As for the network, it is one of the worst rated in Europe, just ahead of those of Bulgaria and Romania.

Level crossings, signs, rails dating from before the Second World War... Decrepit everywhere.

A report by Swiss engineers pointed to "the beginnings of degeneration" in 2005, but nothing significant was done until the tragic accident in Brétigny in 2013. Since then, investment promises have been pouring in, but problems continue, with sometimes impressive breakdowns such as in July 2018 in Montparnasse.

To believe that nobody takes the measure of the problem.

Starting with the emblematic Guillaume Pépy, at the head of the company since 2008?

Pépy the indestructible

He is there throughout the book (

Guillaume Pepy has not been president of the SNCF since October 31, 2019, editor's note

).

He reigns supreme over the SNCF, and represents it on television sets.

Would it be him, the big person responsible for the sinking of the company?

No, the authors seem to answer, paying homage to his deep knowledge of a complex industry, and his disinterest in personal enrichment.

He and his teams even launched the company on an international conquest that was costly in resources, but successful.

As far as French trains are concerned, he remains a State clerk, powerful indeed, and capable of standing up to his ministers, but who submits to the major government choices, because the man is more than anything to stay in post.

Read alsoGuillaume Pepy presents the “new SNCF” of 2020

Moreover, where the enarque really shines according to the two journalists, it is certainly in the art of making himself untouchable.

His technique?

"core" any circle of influence.

The master of communications coaxes journalists with unlikely seminars (cooking classes, etc.), and hands out “T” cards (a VIP card not available for sale).

Both a businessman and a senior civil servant, his networks resemble him, from the Century to all the ministries where he advances his proteges.

All this ensures unfailing support in critical moments, such as when his place as president was called into play in 2013. The only real complaint that the Court of Auditors addresses to him is ultimately his propensity for “suffocating and expensive communication »: 200 million euros per year, and 700 dedicated employees.

Often,

The European rail liberalization injunction

And what has this owner done, if not turn a blind eye for decades, to the slow drift of the SNCF?

That may be the real crux of the problem.

Successive governments have all unreservedly approved the decisions of Brussels on the liberalization of the rail sector;

they never translated them into a national strategy.

The 2018 railway reform, which has the state take over part of the company's debt and put an end to the status of railway worker, gives the group some oxygen, and some hope to users.

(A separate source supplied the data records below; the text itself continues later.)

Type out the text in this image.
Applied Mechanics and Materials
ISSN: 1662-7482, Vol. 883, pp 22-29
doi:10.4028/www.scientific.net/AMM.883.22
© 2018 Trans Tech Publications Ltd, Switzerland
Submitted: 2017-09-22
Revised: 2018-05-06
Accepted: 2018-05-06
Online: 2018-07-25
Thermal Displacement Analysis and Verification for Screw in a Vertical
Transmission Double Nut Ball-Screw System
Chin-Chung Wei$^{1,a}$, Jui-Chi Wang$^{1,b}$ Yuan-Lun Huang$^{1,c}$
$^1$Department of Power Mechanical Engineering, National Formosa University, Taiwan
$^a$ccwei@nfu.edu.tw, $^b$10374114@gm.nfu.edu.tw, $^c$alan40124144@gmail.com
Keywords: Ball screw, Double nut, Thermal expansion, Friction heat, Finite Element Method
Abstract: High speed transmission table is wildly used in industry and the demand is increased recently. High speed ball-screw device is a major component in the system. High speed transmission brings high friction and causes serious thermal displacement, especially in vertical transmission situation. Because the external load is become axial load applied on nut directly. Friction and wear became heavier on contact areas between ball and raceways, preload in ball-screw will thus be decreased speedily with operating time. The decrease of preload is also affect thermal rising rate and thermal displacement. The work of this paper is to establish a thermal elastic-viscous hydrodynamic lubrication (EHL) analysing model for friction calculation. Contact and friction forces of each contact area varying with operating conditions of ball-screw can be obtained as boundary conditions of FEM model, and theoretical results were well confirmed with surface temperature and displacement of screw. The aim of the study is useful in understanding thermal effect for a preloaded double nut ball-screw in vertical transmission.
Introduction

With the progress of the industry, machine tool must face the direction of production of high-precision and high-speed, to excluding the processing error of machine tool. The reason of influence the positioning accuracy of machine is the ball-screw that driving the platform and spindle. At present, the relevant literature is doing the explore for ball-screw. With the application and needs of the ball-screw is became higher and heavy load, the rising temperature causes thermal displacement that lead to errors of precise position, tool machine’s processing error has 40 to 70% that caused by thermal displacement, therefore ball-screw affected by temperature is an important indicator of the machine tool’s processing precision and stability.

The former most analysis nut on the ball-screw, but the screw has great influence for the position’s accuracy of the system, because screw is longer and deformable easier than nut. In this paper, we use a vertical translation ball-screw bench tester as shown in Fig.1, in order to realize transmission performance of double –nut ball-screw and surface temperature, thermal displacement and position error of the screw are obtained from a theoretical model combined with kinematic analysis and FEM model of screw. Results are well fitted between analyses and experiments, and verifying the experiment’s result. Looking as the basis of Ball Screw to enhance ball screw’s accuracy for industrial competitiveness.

But on opening up to competition, the government continues to make the French believe that nothing will change, explain Marie-Christine Tabet and Christophe Dubois.

Read alsoGreat Britain: a controversial privatization

But everything will change, and in the near future.

The book refers to the example of freight, already liberalized: in a few years, the SNCF has lost 40% of the market, the workforce concerned has been halved, and the activity continues to lose money.

The opening up to the private sector for the transport of people will also make it impossible to carry out the land-use planning mission that fell to the railways.

Small municipalities will have to pay to maintain the line that serves them, while connections between large

smart-cities

will be the subject of fierce trade wars.

The SNCF, with its additional costs and its lack of agility, may well leave the feathers that remain.

The authors also conclude the book with a chapter of anticipation as sad as it is realistic on the "public" company in 2037, a hundred years after its creation... It leaves the reader taken by a very Viscontian bitterness, on what was the French railway and what it will never be again.